Abstract

The mononuclear phagocyte system (MPS), which includes monocytes/macrophages and dendritic cells (DCs), is notably involved in the modulation of immune-inflammatory processes. While the former act as the first natural barrier against any pathogenic noxa, the latter are the must regulators of adaptive immunity. There is evidence that the MPS is a key player in Coronavirus disease-2019 (COVID-19) pathogenesis.

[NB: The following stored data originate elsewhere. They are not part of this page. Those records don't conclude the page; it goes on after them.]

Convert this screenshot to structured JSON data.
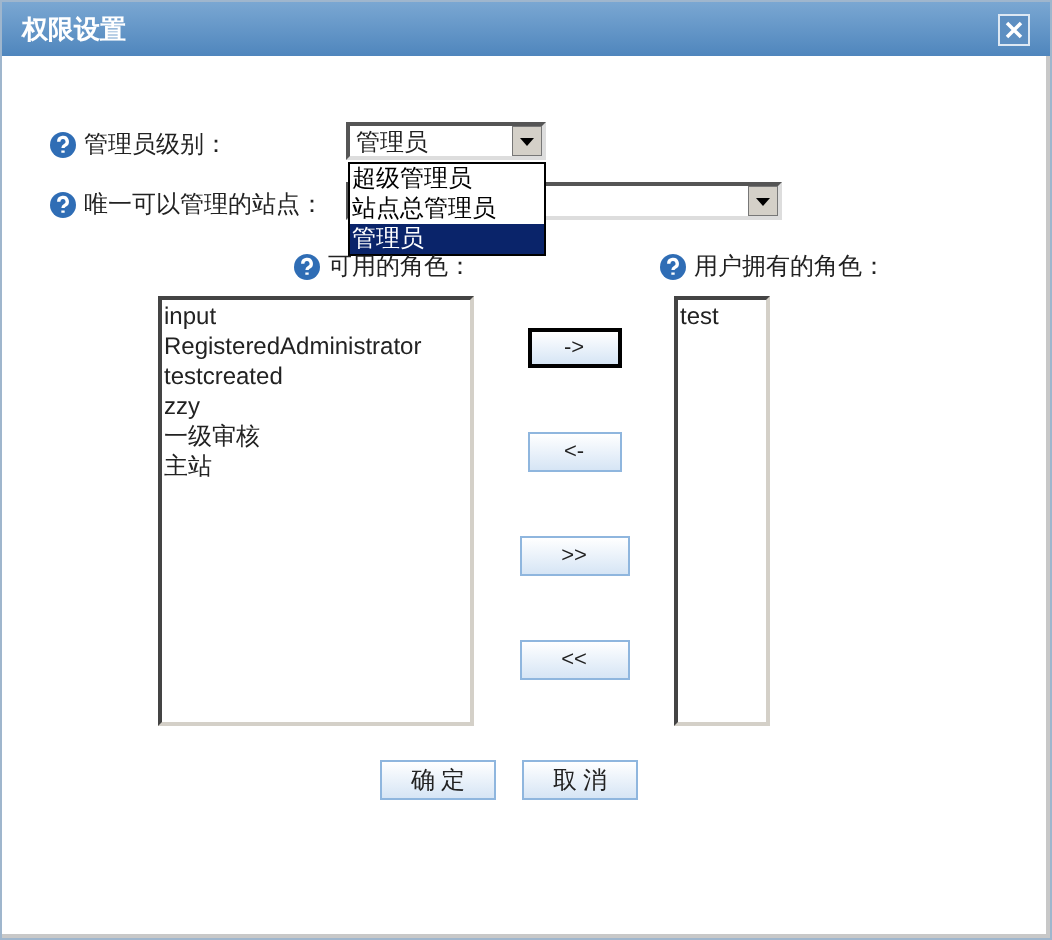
{
  "window": {
    "title": "权限设置"
  },
  "admin_level": {
    "label": "管理员级别：",
    "value": "管理员",
    "expanded": true,
    "options": [
      {
        "label": "超级管理员",
        "selected": false
      },
      {
        "label": "站点总管理员",
        "selected": false
      },
      {
        "label": "管理员",
        "selected": true
      }
    ]
  },
  "site": {
    "label": "唯一可以管理的站点："
  },
  "available_roles": {
    "label": "可用的角色：",
    "items": [
      "input",
      "RegisteredAdministrator",
      "testcreated",
      "zzy",
      "一级审核",
      "主站"
    ]
  },
  "move_buttons": [
    {
      "label": "->",
      "focused": true
    },
    {
      "label": "<-",
      "focused": false
    },
    {
      "label": ">>",
      "focused": false
    },
    {
      "label": "<<",
      "focused": false
    }
  ],
  "user_roles": {
    "label": "用户拥有的角色：",
    "items": [
      "test"
    ]
  },
  "buttons": [
    "确 定",
    "取 消"
  ]
}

We analyzed by multi-parametric flow cytometry the frequency distribution of peripheral blood monocytes expressing the type I interferon-inducible receptor CD169 and of conventional CD1c+ and CD141+ (namely cDC2 and cDC1) and plasmacytoid CD303+ DCs in 40 patients (M= 30; mean age: 68-yrs) with COVID-19 pneumonia on hospital admission. Thirty age- and sex-matched healthy controls were enrolled for comparison.

Our preliminary results show that the median frequency of CD169+ monocytes were significantly higher in patients than in controls  (3.89 vs. 1.11; p=0.01).  Conversely, all DC subsets were markedly depleted in the former (p<0.0001 in all instances), with no apparent association with disease severity (i.e., inflammation markers and radiological extent of lung abnormalities). Both high frequencies of CD169+ monocytes (> than the median value of 3.89 %) and low frequencies of cDC2 cells (less than the median value of 0.09%) were significantly associated with in-hospital mortality.

Our findings suggest that the interplay between the different components of the MPS is dysregulated in acute COVID-19 patients. This may explain, at least in part, the imbalance between innate and adaptive immunity and its impact on disease outcome.